Penn Engineers is building AI models to create new antibiotics, and early testing shows several studies, as well as existing approved drugs.


The University of Pennsylvania has developed a generative artificial intelligence (AI) model that can design new antibiotics, marking what researchers say as a major step forward in the fight against drug-resistant bacteria.
In research published in Cell BiomaterialsPen Engineering engineers and university colleagues present AMP diffusion, a generative AI tool for designing antimicrobial peptides (AMPs). This is a short amino acid chain that kills bacteria. In animal studies, some of the AI-designed molecules functioned as effectively as existing FDA-approved antibiotics and showed no detectable side effects.
For decades, scientists have warned of the looming crisis of antibiotic resistance. New drugs have proven difficult and slow to develop, and health systems around the world are struggling to keep up. Generation AI, best known for creating images and text, can provide a radically faster approach.
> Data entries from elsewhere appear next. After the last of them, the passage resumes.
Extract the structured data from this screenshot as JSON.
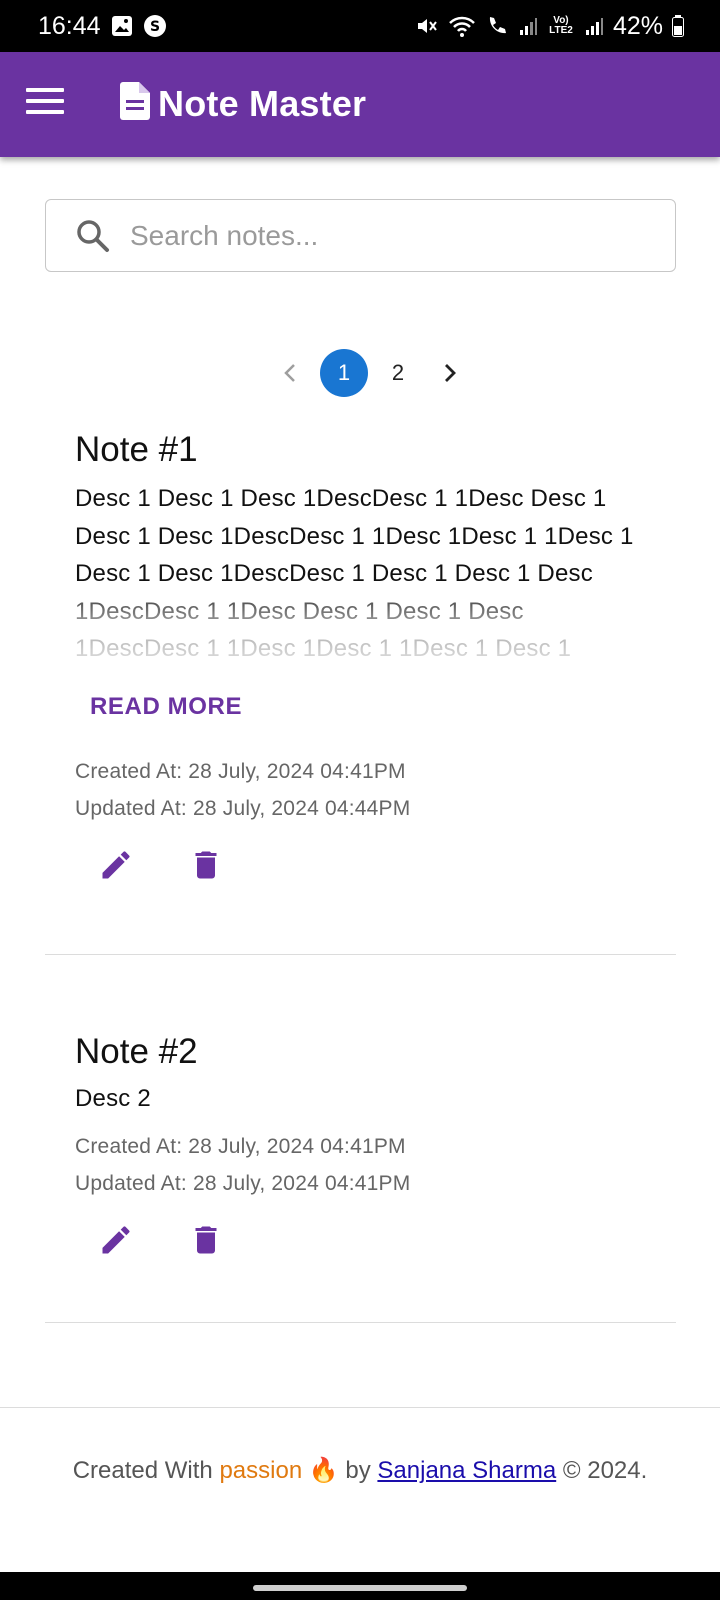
{
  "status_bar": {
    "time": "16:44",
    "battery": "42%",
    "network_label": "Vo) LTE2",
    "icons": [
      "gallery-icon",
      "s-app-icon",
      "mute-icon",
      "wifi-icon",
      "call-icon",
      "signal-icon",
      "signal-icon",
      "battery-icon"
    ]
  },
  "app_bar": {
    "title": "Note Master",
    "menu_icon": "hamburger-menu-icon",
    "logo_icon": "document-icon",
    "color": "#6a33a1"
  },
  "search": {
    "placeholder": "Search notes...",
    "value": ""
  },
  "pagination": {
    "prev": "‹",
    "pages": [
      "1",
      "2"
    ],
    "active_page": "1",
    "next": "›",
    "active_color": "#1976d2"
  },
  "notes": [
    {
      "title": "Note #1",
      "description": "Desc 1 Desc 1 Desc 1DescDesc 1 1Desc Desc 1 Desc 1 Desc 1DescDesc 1 1Desc 1Desc 1 1Desc 1 Desc 1 Desc 1DescDesc 1 Desc 1 Desc 1 Desc 1DescDesc 1 1Desc Desc 1 Desc 1 Desc 1DescDesc 1 1Desc 1Desc 1 1Desc 1 Desc 1",
      "read_more": "READ MORE",
      "created": "Created At: 28 July, 2024 04:41PM",
      "updated": "Updated At: 28 July, 2024 04:44PM"
    },
    {
      "title": "Note #2",
      "description": "Desc 2",
      "created": "Created At: 28 July, 2024 04:41PM",
      "updated": "Updated At: 28 July, 2024 04:41PM"
    }
  ],
  "footer": {
    "prefix": "Created With ",
    "passion": "passion",
    "emoji": "🔥",
    "by": " by ",
    "author": "Sanjana Sharma",
    "suffix": " © 2024."
  }
}
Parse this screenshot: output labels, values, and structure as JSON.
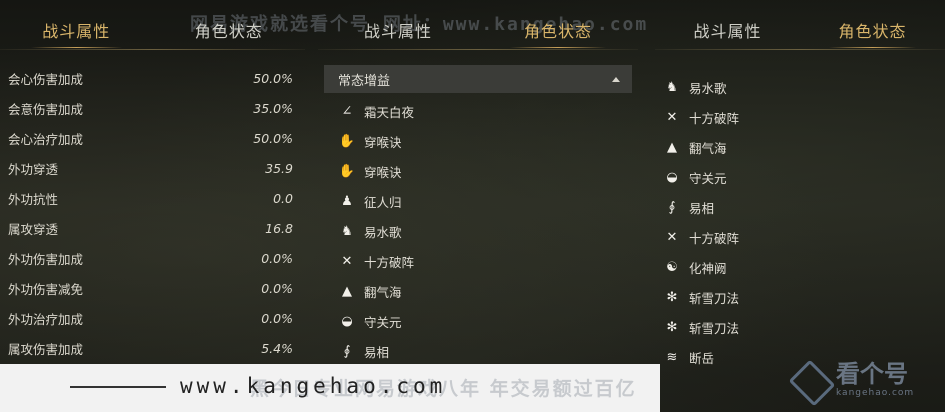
{
  "watermark_top": "网易游戏就选看个号 网址：www.kangehao.com",
  "panel_stats": {
    "tabs": [
      {
        "label": "战斗属性",
        "active": true
      },
      {
        "label": "角色状态",
        "active": false
      }
    ],
    "rows": [
      {
        "label": "会心伤害加成",
        "value": "50.0%"
      },
      {
        "label": "会意伤害加成",
        "value": "35.0%"
      },
      {
        "label": "会心治疗加成",
        "value": "50.0%"
      },
      {
        "label": "外功穿透",
        "value": "35.9"
      },
      {
        "label": "外功抗性",
        "value": "0.0"
      },
      {
        "label": "属攻穿透",
        "value": "16.8"
      },
      {
        "label": "外功伤害加成",
        "value": "0.0%"
      },
      {
        "label": "外功伤害减免",
        "value": "0.0%"
      },
      {
        "label": "外功治疗加成",
        "value": "0.0%"
      },
      {
        "label": "属攻伤害加成",
        "value": "5.4%"
      }
    ]
  },
  "panel_buffs_1": {
    "tabs": [
      {
        "label": "战斗属性",
        "active": false
      },
      {
        "label": "角色状态",
        "active": true
      }
    ],
    "dropdown": {
      "selected": "常态增益",
      "icon": "caret-up-icon"
    },
    "buffs": [
      {
        "label": "霜天白夜",
        "icon": "slash-icon",
        "glyph": "∠"
      },
      {
        "label": "穿喉诀",
        "icon": "hand-icon",
        "glyph": "✋"
      },
      {
        "label": "穿喉诀",
        "icon": "hand-icon",
        "glyph": "✋"
      },
      {
        "label": "征人归",
        "icon": "figure-icon",
        "glyph": "♟"
      },
      {
        "label": "易水歌",
        "icon": "horse-icon",
        "glyph": "♞"
      },
      {
        "label": "十方破阵",
        "icon": "crossed-swords-icon",
        "glyph": "✕"
      },
      {
        "label": "翻气海",
        "icon": "mountain-icon",
        "glyph": "▲"
      },
      {
        "label": "守关元",
        "icon": "shield-icon",
        "glyph": "◒"
      },
      {
        "label": "易相",
        "icon": "swirl-icon",
        "glyph": "∮"
      }
    ]
  },
  "panel_buffs_2": {
    "tabs": [
      {
        "label": "战斗属性",
        "active": false
      },
      {
        "label": "角色状态",
        "active": true
      }
    ],
    "buffs": [
      {
        "label": "易水歌",
        "icon": "horse-icon",
        "glyph": "♞"
      },
      {
        "label": "十方破阵",
        "icon": "crossed-swords-icon",
        "glyph": "✕"
      },
      {
        "label": "翻气海",
        "icon": "mountain-icon",
        "glyph": "▲"
      },
      {
        "label": "守关元",
        "icon": "shield-icon",
        "glyph": "◒"
      },
      {
        "label": "易相",
        "icon": "swirl-icon",
        "glyph": "∮"
      },
      {
        "label": "十方破阵",
        "icon": "crossed-swords-icon",
        "glyph": "✕"
      },
      {
        "label": "化神阙",
        "icon": "orb-icon",
        "glyph": "☯"
      },
      {
        "label": "斩雪刀法",
        "icon": "snowflake-icon",
        "glyph": "✻"
      },
      {
        "label": "斩雪刀法",
        "icon": "snowflake-icon",
        "glyph": "✻"
      },
      {
        "label": "断岳",
        "icon": "wave-icon",
        "glyph": "≋"
      }
    ]
  },
  "footer": {
    "url": "www.kangehao.com",
    "faded_text": "黑今日专业网易游戏八年 年交易额过百亿",
    "logo_cn": "看个号",
    "logo_en": "kangehao.com"
  }
}
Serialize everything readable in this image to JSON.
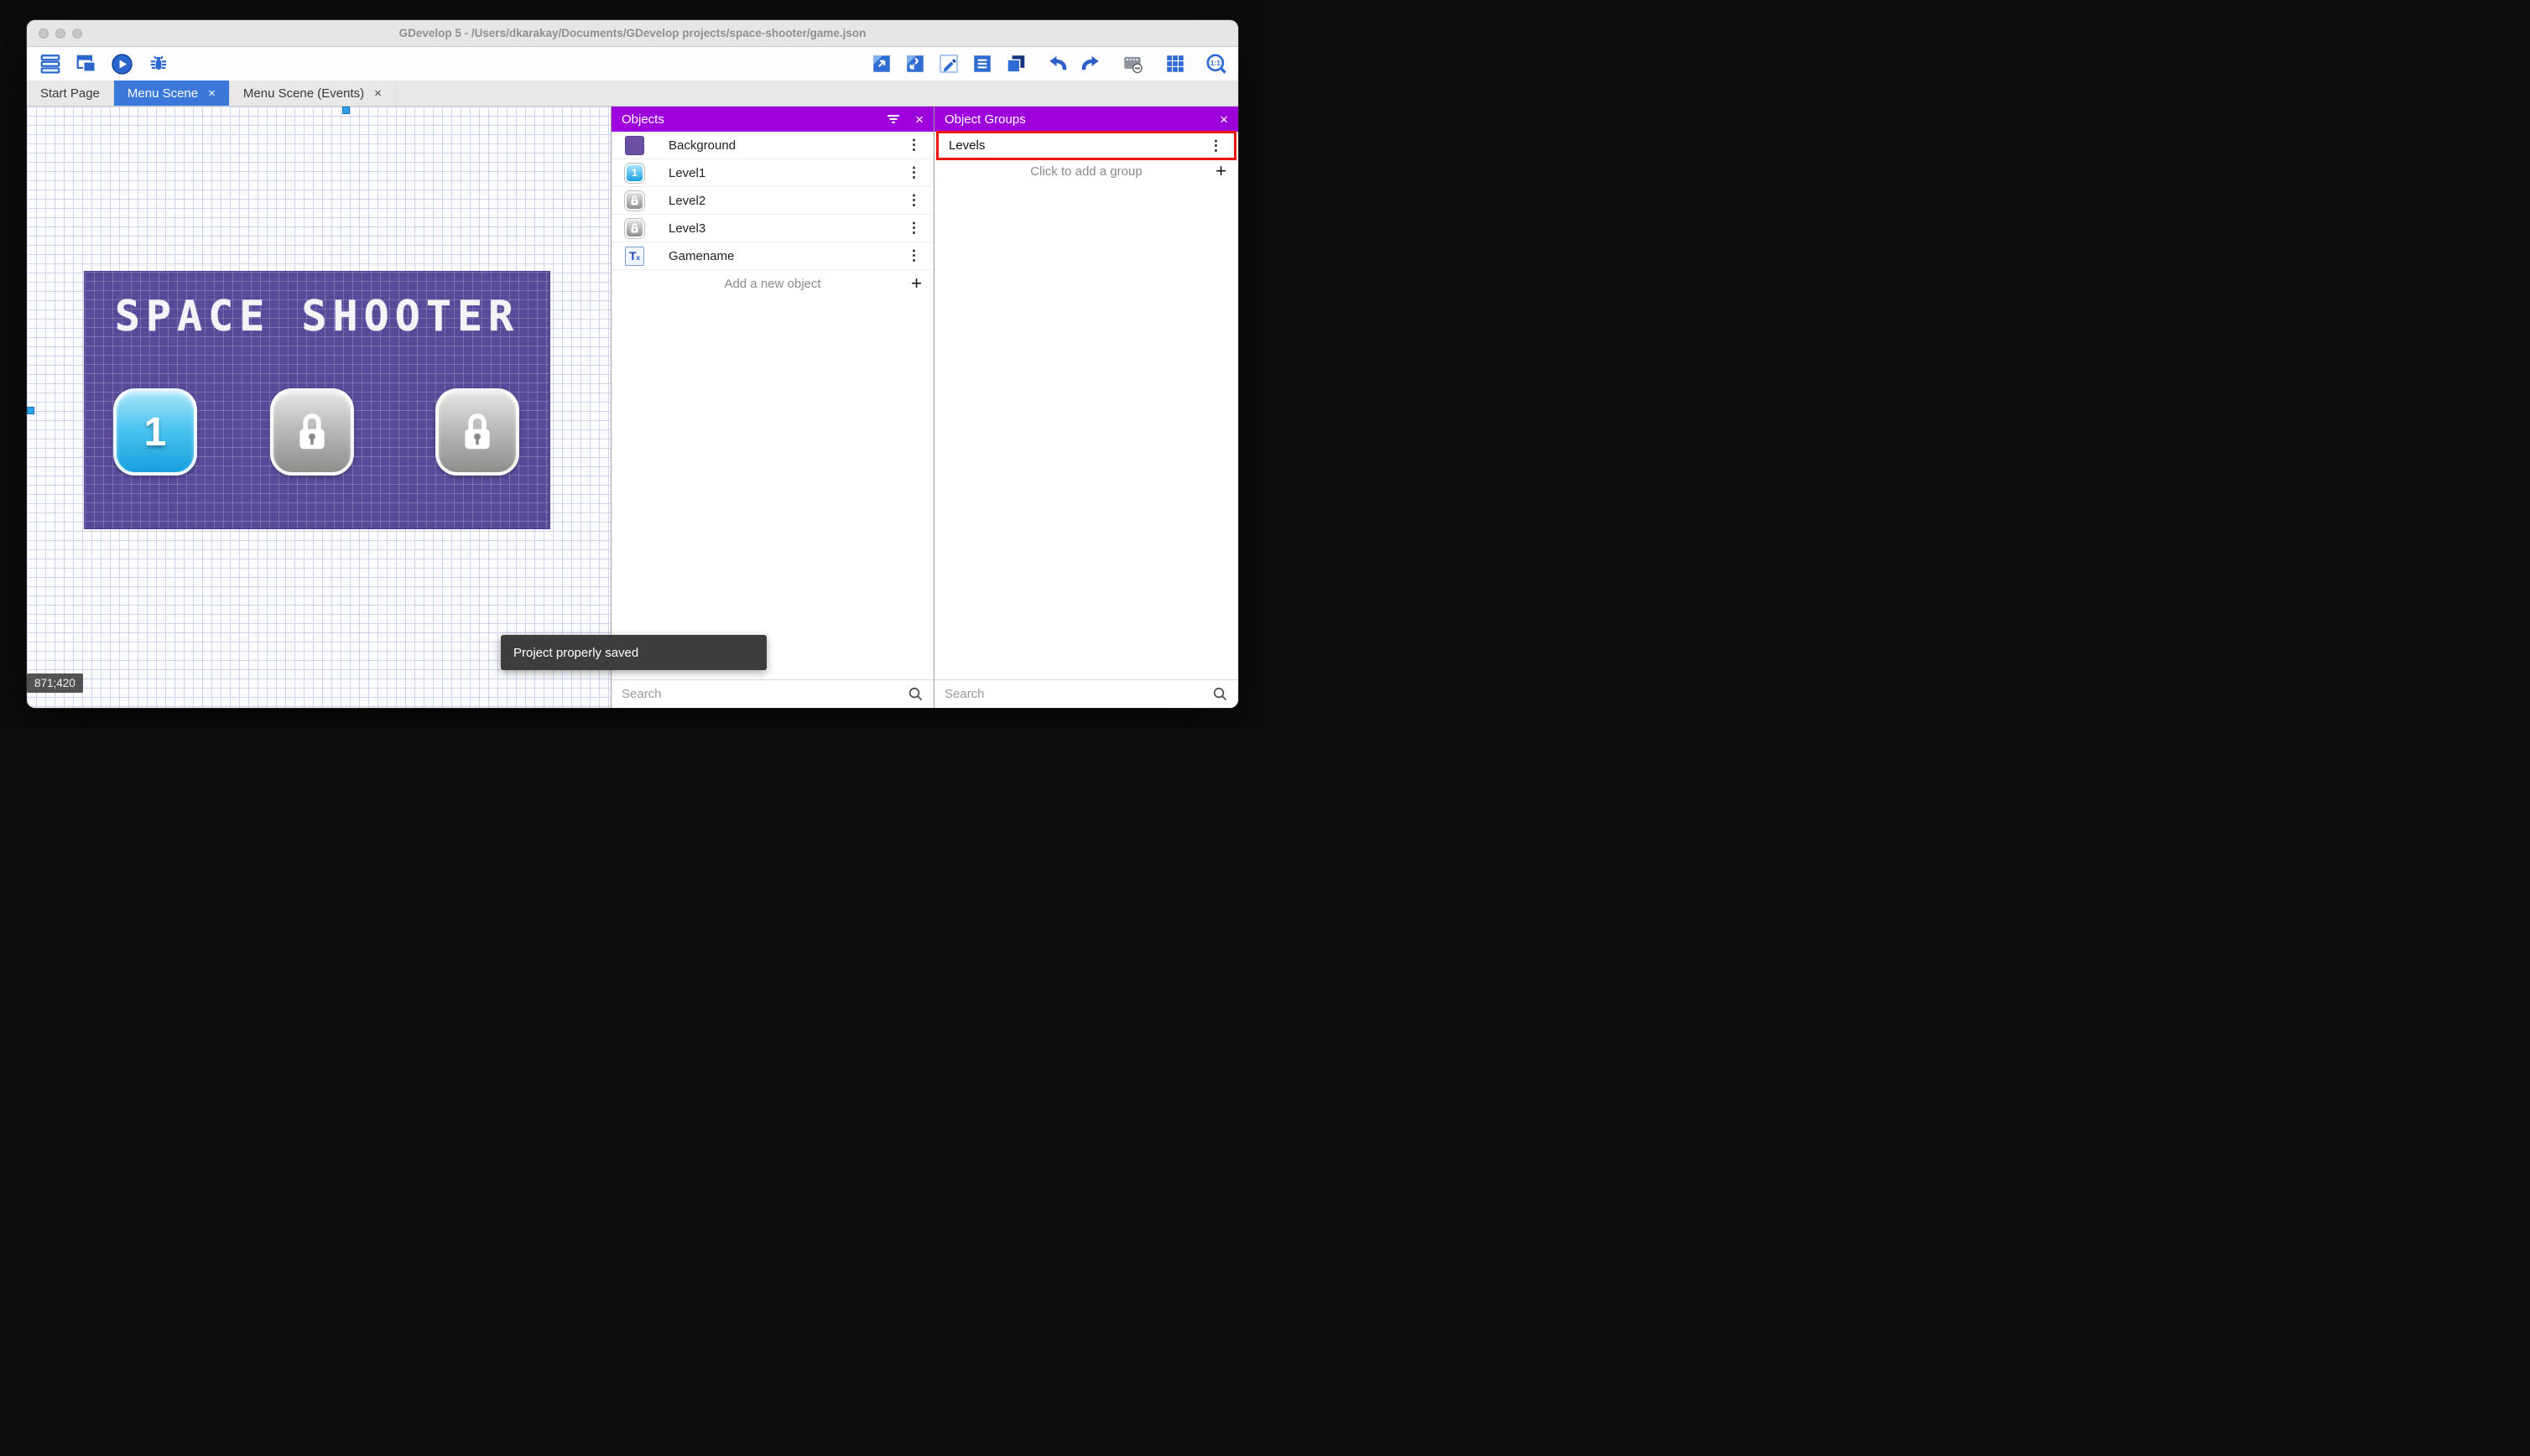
{
  "titlebar": {
    "title": "GDevelop 5 - /Users/dkarakay/Documents/GDevelop projects/space-shooter/game.json"
  },
  "toolbar": {
    "zoom_label": "1:1"
  },
  "tabs": {
    "start_page": "Start Page",
    "menu_scene": "Menu Scene",
    "menu_scene_events": "Menu Scene (Events)"
  },
  "canvas": {
    "coordinate_readout": "871;420",
    "scene_title": "SPACE SHOOTER",
    "level1_button_label": "1"
  },
  "objects_panel": {
    "title": "Objects",
    "items": [
      {
        "name": "Background"
      },
      {
        "name": "Level1"
      },
      {
        "name": "Level2"
      },
      {
        "name": "Level3"
      },
      {
        "name": "Gamename"
      }
    ],
    "add_label": "Add a new object",
    "search_placeholder": "Search"
  },
  "object_groups_panel": {
    "title": "Object Groups",
    "groups": [
      {
        "name": "Levels"
      }
    ],
    "add_label": "Click to add a group",
    "search_placeholder": "Search"
  },
  "toast": {
    "message": "Project properly saved"
  },
  "glyphs": {
    "close": "×",
    "plus": "+",
    "kebab": "⋮",
    "text_icon_main": "T",
    "text_icon_sub": "x"
  },
  "colors": {
    "panel_header_purple": "#9e00dc",
    "active_tab_blue": "#3a78da",
    "toolbar_icon_blue": "#2e6bd2",
    "annotation_red": "#ee1509",
    "scene_purple": "#584a99"
  }
}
Nature's dataset is finite. With AI, we cannot design the evolution of antibiotics.
“Nature's dataset is finite. With AI, we never tried to evolve antibiotics,” says César de La Fuente, presidential associate professor at the University of Pennsylvania.
Pranam Chatterjee, an assistant professor of Penn Engineering who started the project at Duke University, adds that “it leverages the same AI algorithms that generate images, but is augmenting them to design powerful new molecules.”
From mammoths to microorganisms
De La Fuente's lab has been using AI to scrutinize unconventional biological sources of antimicrobial properties, ranging from wool mammoth proteins to animal venom and ancient microorganisms. However, the rate at which resistance emerges exceeds these findings. “Unfortunately, antibiotic resistance continues to increase faster than new antibiotic candidates can be discovered,” he says.
Meanwhile, Chatterjee's group focuses on using AI to design peptides for difficult-to-treat diseases. Their collaboration was a natural match. “It seemed like a natural fit,” Chattersee said. “Our labs know how to use AI to design new molecules, and De La Fuente Lab knows how to use AI to identify powerful antibiotic candidates.”

Drug-resistant bacteria are on the rise worldwide, spreading faster than new antibiotics can be developed. The World Health Organization (WHO) calls it one of the biggest threats to global health. Credit: Saiful52/ShutterStock
Medicine's diffusion model
Large-scale language models such as ChatGPT predict the next word in sequence, while diffusion models start with random noise and gradually purify it all over the coherent to generate content. This is the principle behind creative AI systems such as Dall-E and stable diffusion.
Instead of teaching the model the ABC in biology, I started with a fluent speaker.
Amp-Diffusion applies the same concept to biology. Instead of forming pixels, the amino acid sequence is shaped into plausible peptides. “It's almost like tuning the radio,” says de la Fuente. “You start with static and then the melody finally pops up.”
Unlike other teams who have tried antibiotic diffusion models, Penn's approach leaning towards ESM-2, a protein language model for Meta trained in hundreds of millions of sequences. By building on existing “psychic maps” of how proteins fit, AMP-Diffusion is more likely to generate candidates more rapidly and become biologically effective.
“Instead of teaching models about ABC in biology, we started with fluent speakers,” says Chatterjee. “That shortcut allows you to focus on peptide design with real shots to become a drug.”
From 50,000 ideas to two winners
AMP diffusion generated approximately 50,000 peptide sequences. However, even some of the labs are not possible to test it. To narrow down the field, researchers relied on another AI tool, Apex 1.1, which was developed in De La Fuente's lab. We ranked candidates based on predicted germ-killing power, novelty and diversity.
It's exciting to see how the molecules generated in our AI actually worked. This shows that the produced AI helps combat antibiotic resistance.
This led the team to synthesize 46 peptides for laboratory and animal testing. Two molecules stood out in mouse models of skin infection. Antibiotics performed on par with levofloxacin and polymyxin B and used against resistant bacteria have been established. Importantly, no adverse side effects were observed.
“It's exciting to see how the molecules produced in AI actually worked,” says Chatterjee. “This shows that the production AI helps combat antibiotic resistance.”
What's next?
Researchers see this as just the beginning. AMP spread may ultimately be improved to design antibiotics for specific infections or tailored to prioritize molecules with particularly desirable drug-like properties. “We've shown that the model is working, but now if we can guide it to enhance its beneficial drug-like properties, we can create a treatment that we can tackle right away,” says Chatterjee.
For De La Fuente, long-term ambitions are radical speed. “Ultimately, our goal is to compress the antibiotic discovery timeline over the years,” he says.
Such breakthroughs could prove transformative as drug resistance is currently listed among the global health threats by the World Health Organization.